Unlike everything else about Alice’s situation, learning how to use her connection to the plants was almost… easy.
The forest welcomed her. It was as though she had been distracted before, ignoring what had been there all along. As though all the stress about being in a new world and all the worry about Aurum and the original story and how to keep things on track had kept her oblivious to an entire world of magic and connection. The inklings she had felt of it before back at the cottage were nothing compared to the ocean of awareness the trees and other plants were offering her now. It was a huge comfort, a support as she traveled alone, following distantly behind Aurum and Pollan.
Not that I would even be able to follow them without the trees’ help, Alice thought to herself for the hundredth time. It had been eight days since Aurum had asked – or rather, told Alice to leave. At first, Alice had despaired. Her plan of embracing her purpose and following the others to guide and protect them from a distance was frankly ridiculous for a non-magical, modern woman unused to wilderness travel, without combat skills, and completely alone in a strange world. But after almost a full day, just as she had started to wonder if the only thing she could do really was to return to the cottage and wait for the world to end, a gentle presence enveloped her mind.
I’ve lost it, she had thought. This is truly it. I’m living in a fantasy world, probably in my own imagination while I lie in a coma or something, and this is just an escalation of my absurd dreams. Aurum was right. Or, wait – if this is a dream, Aurum doesn’t exist, and that means it was my own subconscious. So I was right? And that’s why I’m wrong?
Spiraling like this for a good while, Alice had only slowly relaxed enough to explore what the presence was. It felt familiar, like the berry bushes or the faint sense of guidance she had felt from the forest when it led her to the cottage on her first day. Putting her existential panic aside for the time being, Alice confronted it openly for the first time and was almost frightened by how strongly she could now sense the individual trees and larger consciousness of the woodlands around her. It was soothing though, and calmed the desolation and loneliness she had been drowning in before.

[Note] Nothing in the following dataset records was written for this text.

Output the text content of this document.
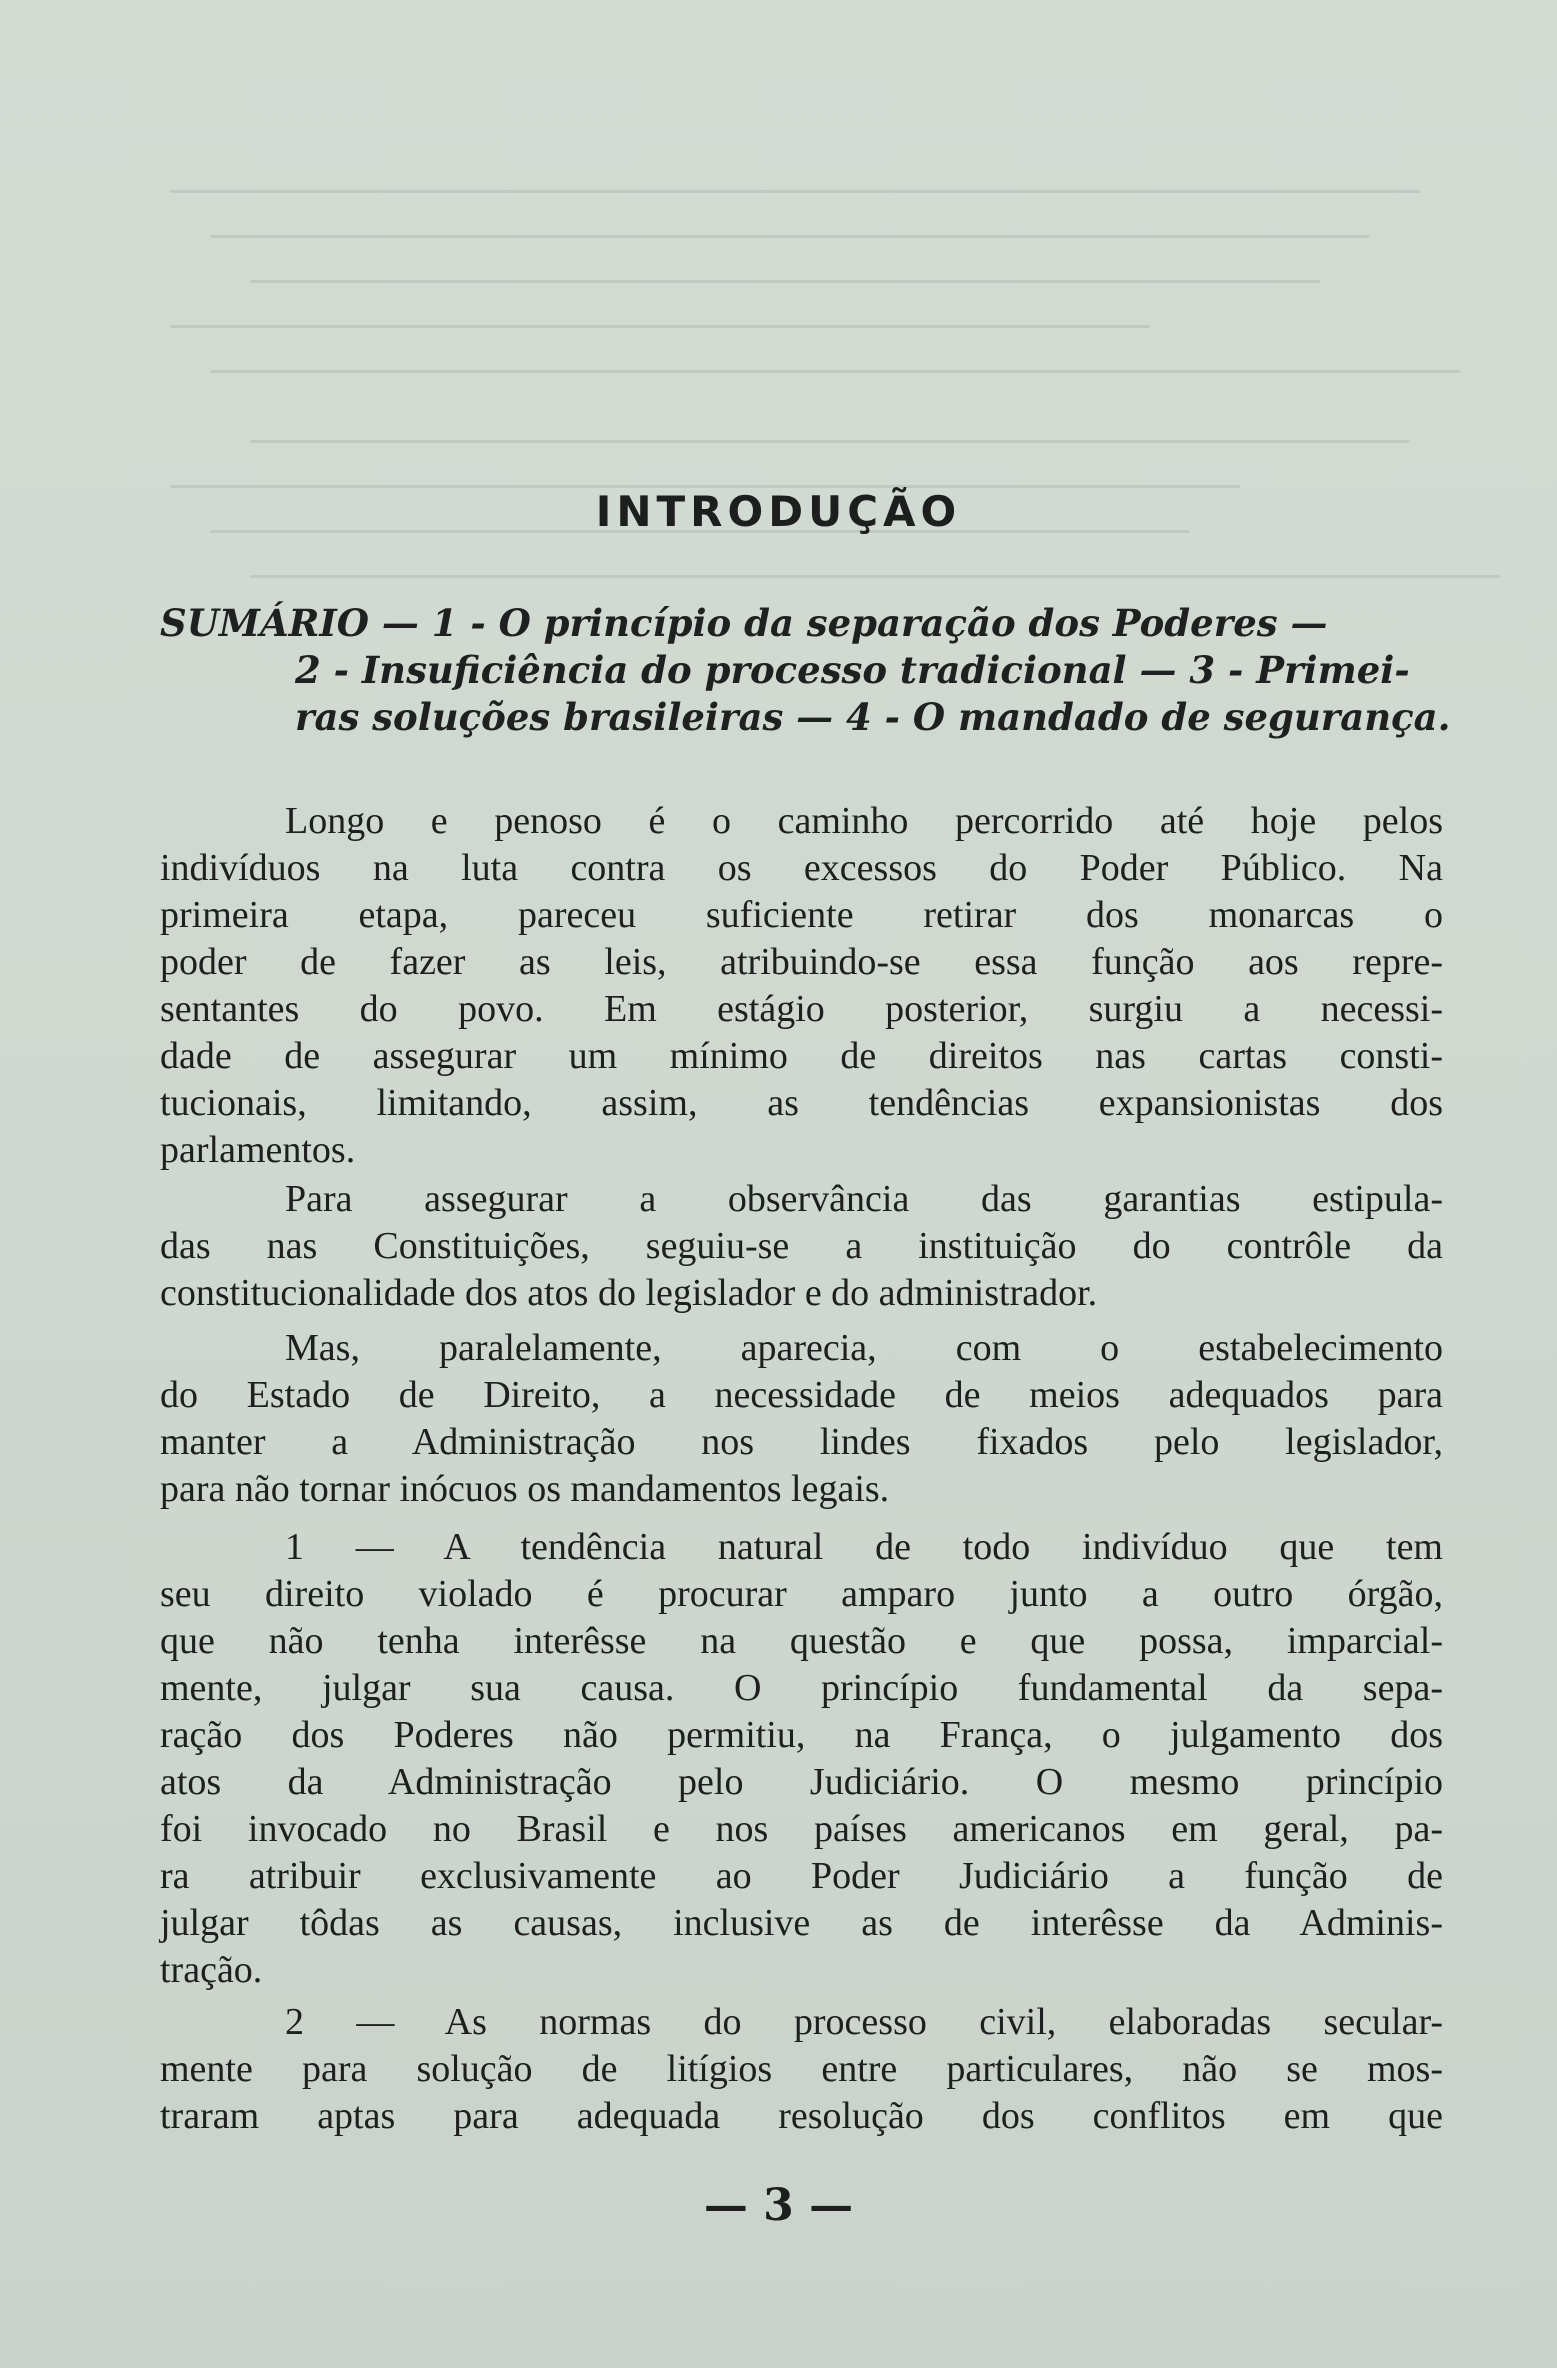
INTRODUÇÃO
SUMÁRIO — 1 - O princípio da separação dos Poderes —
2 - Insuficiência do processo tradicional — 3 - Primei-
ras soluções brasileiras — 4 - O mandado de segurança.
Longo e penoso é o caminho percorrido até hoje pelos
indivíduos na luta contra os excessos do Poder Público. Na
primeira etapa, pareceu suficiente retirar dos monarcas o
poder de fazer as leis, atribuindo-se essa função aos repre-
sentantes do povo. Em estágio posterior, surgiu a necessi-
dade de assegurar um mínimo de direitos nas cartas consti-
tucionais, limitando, assim, as tendências expansionistas dos
parlamentos.
Para assegurar a observância das garantias estipula-
das nas Constituições, seguiu-se a instituição do contrôle da
constitucionalidade dos atos do legislador e do administrador.
Mas, paralelamente, aparecia, com o estabelecimento
do Estado de Direito, a necessidade de meios adequados para
manter a Administração nos lindes fixados pelo legislador,
para não tornar inócuos os mandamentos legais.
1 — A tendência natural de todo indivíduo que tem
seu direito violado é procurar amparo junto a outro órgão,
que não tenha interêsse na questão e que possa, imparcial-
mente, julgar sua causa. O princípio fundamental da sepa-
ração dos Poderes não permitiu, na França, o julgamento dos
atos da Administração pelo Judiciário. O mesmo princípio
foi invocado no Brasil e nos países americanos em geral, pa-
ra atribuir exclusivamente ao Poder Judiciário a função de
julgar tôdas as causas, inclusive as de interêsse da Adminis-
tração.
2 — As normas do processo civil, elaboradas secular-
mente para solução de litígios entre particulares, não se mos-
traram aptas para adequada resolução dos conflitos em que
— 3 —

Now, she had had time to practice sharing thoughts and feelings with the plant life, enough that she could keep track of Aurum’s progress even from a great distance. The trees also guided her to food when she was hungry, and kept her path near fresh running water. It was not exactly omniscience, though. Alice still was working on communicating clearly enough to ask the trees to warn her of anyone dangerous, but that was harder than asking where Aurum was specifically, and she was worried it hadn’t worked. So she moved quietly, learning how to do so better and better based on the impact her travel was making through the forest. Leaving any sort of trail was like leaving a bright line through the trees and plants now that she was tapped into the mind of the world around her, so she clumsily tried to minimize her impact.
I’m not improving quickly enough, she worried, stepping over a stream, currently about a day’s travel behind Aurum and Pollan. She had no supplies or map, and no defenses. Even with her plant magic – if that’s what it was called – she really was relying on stealth above all else. Once they were in the mountains, she had no idea what she would do.
For that matter, though, she had no idea what she was really trying to do. Originally, she had wanted to avoid all contact with Aurum, but hadn’t. So then she had wanted to try and push Aurum to make the same decisions as in the book, but that had only pushed Aurum away. Each evening when she tried to sleep, alone in the soft sounds of the nighttime woods, she worried that maybe following them to try and help was a mistake. Maybe leaving them alone was the actual solution. Maybe, she would wonder, I’m just following them because I’m scared to go back to the cottage and live all alone, forever.
Nevertheless, Alice persisted. And even in the midst of all her anxiety about the future and the purity of her intentions, and her concern for Aurum, she also felt joy.
I have magic, she told herself wonderingly, continuing away from the stream along the faint trail of bruised leaves and broken twigs Aurum and Pollan had left. I actually have magic.